Optoacoustic (OA) imaging has the capacity to effectively bridge the gap between macroscopic and microscopic realms in biological imaging. High-resolution OA microscopy has so far been performed via point-by-point scanning with a focused laser beam, thus greatly restricting the achievable imaging speed and/or field of view. Herein we introduce multifocal structured illumination OA microscopy (MSIOAM) that attains real-time 3D imaging speeds. For this purpose, the excitation laser beam is shaped to a grid of focused spots at the tissue surface by means of a beamsplitting diffraction grating and a condenser and is then scanned with an acousto-optic deflector operating at kHz rates. In both phantom and in vivo mouse experiments, a 10 mm wide volumetric field of view was imaged with 15 Hz frame rate at 28 μm spatial resolution. The proposed method is expected to greatly aid in biological investigations of dynamic functional, kinetic, and metabolic processes across multiple scales.
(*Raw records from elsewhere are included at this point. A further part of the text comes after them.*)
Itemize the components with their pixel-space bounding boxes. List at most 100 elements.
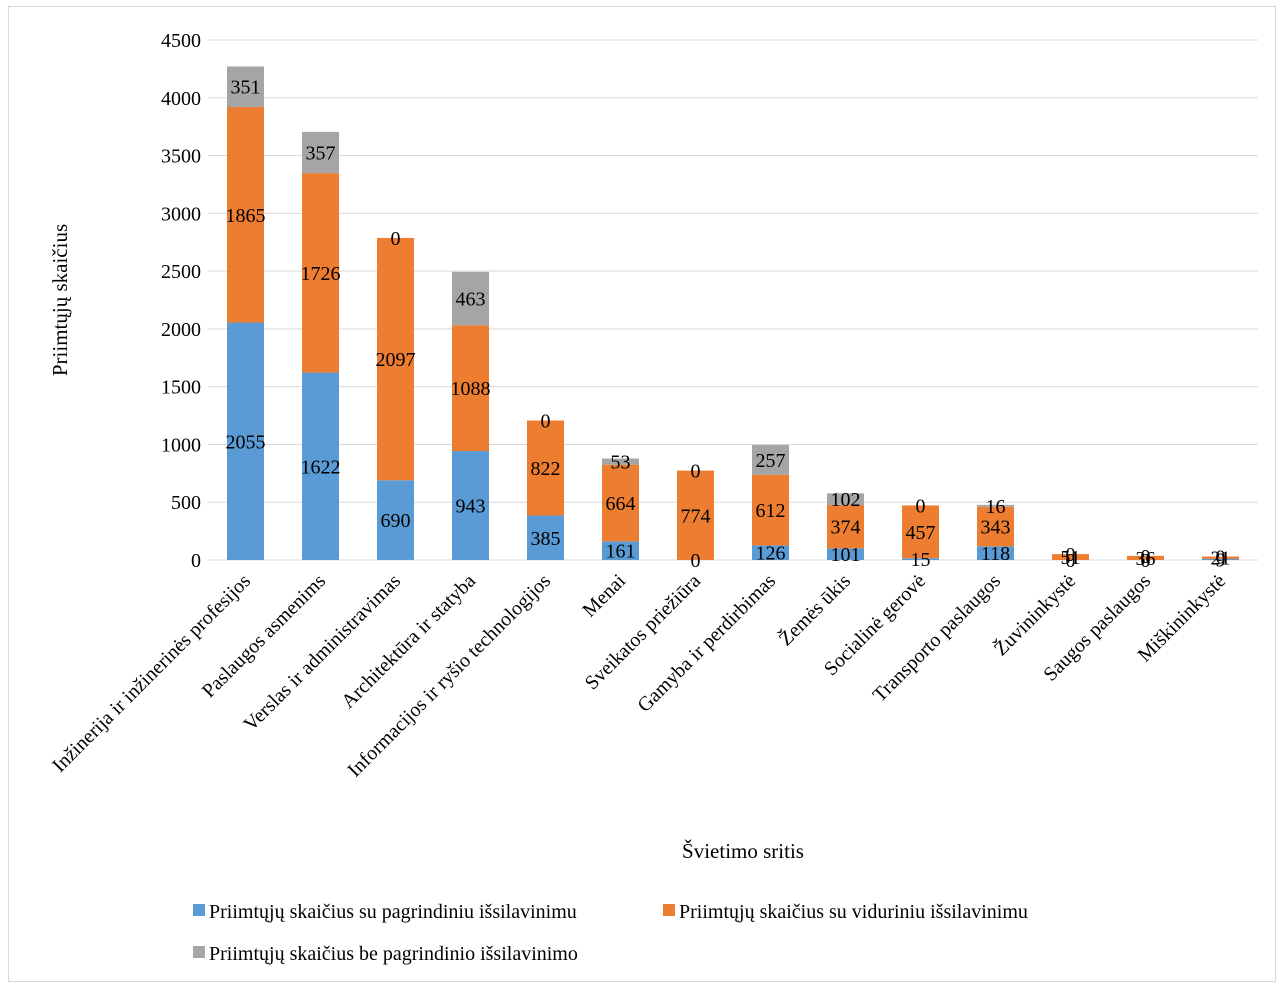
chart-area [8, 6, 1276, 982]
y-tick-label: 1000 [161, 434, 201, 456]
data-label: 343 [981, 517, 1011, 539]
y-tick-label: 1500 [161, 377, 201, 399]
x-tick-label: Transporto paslaugos [869, 570, 1006, 707]
data-label: 36 [1136, 548, 1156, 570]
data-label: 0 [391, 228, 401, 250]
bar-segment [527, 420, 564, 516]
data-label: 351 [231, 77, 261, 99]
bar-segment [602, 464, 639, 542]
bar-segment [902, 505, 939, 559]
legend-swatch [663, 904, 675, 916]
data-label: 101 [831, 544, 861, 566]
bar-segment [452, 271, 489, 326]
x-axis-title: Švietimo sritis [682, 839, 804, 863]
x-tick-label: Gamyba ir perdirbimas [633, 570, 780, 717]
y-axis-ticks: 0 500 1000 1500 2000 2500 3000 3500 4000 4500 [161, 30, 201, 572]
data-label: 126 [756, 543, 786, 565]
y-tick-label: 2500 [161, 261, 201, 283]
data-label: 9 [1216, 549, 1226, 571]
bar-segment [302, 131, 339, 174]
data-label: 0 [916, 495, 926, 517]
bar-segment [527, 515, 564, 560]
bar-segment [377, 237, 414, 481]
x-tick-label: Verslas ir administravimas [239, 570, 405, 736]
data-label: 457 [906, 522, 936, 544]
data-label: 1088 [451, 378, 491, 400]
data-label: 0 [1216, 547, 1226, 569]
data-label: 16 [986, 496, 1006, 518]
bar-segment [827, 505, 864, 549]
y-tick-label: 0 [191, 550, 201, 572]
data-label: 822 [531, 458, 561, 480]
bar-segment [1127, 555, 1164, 560]
y-tick-label: 3500 [161, 146, 201, 168]
data-label: 0 [1066, 544, 1076, 566]
bar-segment [752, 474, 789, 546]
legend-label: Priimtųjų skaičius su pagrindiniu išsila… [209, 901, 577, 923]
legend-label: Priimtųjų skaičius su viduriniu išsilavi… [679, 901, 1028, 923]
bar-segment [752, 445, 789, 475]
bar-segment [827, 493, 864, 506]
data-label: 0 [1141, 550, 1151, 572]
data-label: 385 [531, 528, 561, 550]
y-axis-title: Priimtųjų skaičius [48, 224, 72, 376]
data-label: 21 [1211, 548, 1231, 570]
data-label: 690 [381, 510, 411, 532]
bar-segment [1202, 558, 1239, 560]
x-tick-label: Paslaugos asmenims [198, 570, 330, 702]
x-tick-label: Menai [578, 570, 630, 622]
bar-segment [227, 66, 264, 108]
data-label: 0 [1066, 550, 1076, 572]
bar-segment [602, 458, 639, 465]
y-tick-label: 4000 [161, 88, 201, 110]
bar-segment [452, 451, 489, 560]
data-label: 51 [1061, 547, 1081, 569]
bar-segment [302, 372, 339, 560]
bar-segment [602, 541, 639, 560]
data-label: 0 [691, 461, 701, 483]
bars [227, 66, 1239, 560]
data-label: 612 [756, 500, 786, 522]
y-tick-label: 2000 [161, 319, 201, 341]
data-label: 0 [691, 550, 701, 572]
data-label: 161 [606, 541, 636, 563]
bar-segment [902, 558, 939, 560]
data-label: 0 [1141, 546, 1151, 568]
bar-segment [752, 545, 789, 560]
bar-segment [827, 548, 864, 560]
bar-segment [677, 470, 714, 560]
bar-segment [452, 325, 489, 452]
data-label: 53 [611, 452, 631, 474]
data-label: 357 [306, 142, 336, 164]
data-label: 2055 [226, 431, 266, 453]
bar-segment [227, 322, 264, 560]
data-label: 2097 [376, 349, 416, 371]
legend: Priimtųjų skaičius su pagrindiniu išsila… [193, 901, 1028, 965]
x-axis-ticks: Inžinerija ir inžinerinės profesijosPasl… [48, 569, 1230, 781]
bar-segment [977, 506, 1014, 547]
x-tick-label: Žemės ūkis [774, 569, 855, 650]
legend-label: Priimtųjų skaičius be pagrindinio išsila… [209, 943, 578, 965]
data-labels: 2055 1865 351 1622 1726 357 690 2097 0 943 1088 463… [226, 77, 1231, 572]
legend-swatch [193, 904, 205, 916]
data-label: 664 [606, 493, 636, 515]
data-label: 102 [831, 489, 861, 511]
data-label: 118 [981, 543, 1010, 565]
y-tick-label: 500 [171, 492, 201, 514]
data-label: 1622 [301, 456, 341, 478]
x-tick-label: Architektūra ir statyba [337, 570, 480, 713]
y-tick-label: 4500 [161, 30, 201, 52]
data-label: 257 [756, 450, 786, 472]
legend-swatch [193, 946, 205, 958]
bar-segment [977, 504, 1014, 507]
bar-segment [1202, 556, 1239, 559]
data-label: 0 [541, 411, 551, 433]
bar-segment [377, 480, 414, 560]
data-label: 15 [911, 549, 931, 571]
data-label: 463 [456, 289, 486, 311]
bar-segment [977, 546, 1014, 560]
data-label: 1726 [301, 263, 341, 285]
data-label: 943 [456, 496, 486, 518]
data-label: 1865 [226, 205, 266, 227]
Optoacoustics: Real-time microscopic imaging gets onto the grid Microvascular structures inside living tissues can now be imaged at rates suitable for video playback. Daniel Razansky from the University and ETH Zurich in Switzerland and colleagues have improved the speed of optoacoustic microscopes that use laser-generated ultrasonic waves to visualize subcutaneous tissue. Creating clear 3D microscopic images from optoacoustic data normally requires sequential focusing onto different points on a sample. The Swiss-based team reports that splitting the laser beam into a grid of multiple focused spots enables parallel data collection. The grid, produced with a diffraction grating and a two-lens condenser, can operate at multiple spatial scales. Calibration experiments and trials with live mice revealed the new microscope could offer a large centimetre-scale field of view at high speeds while simultaneously capturing microscopic details.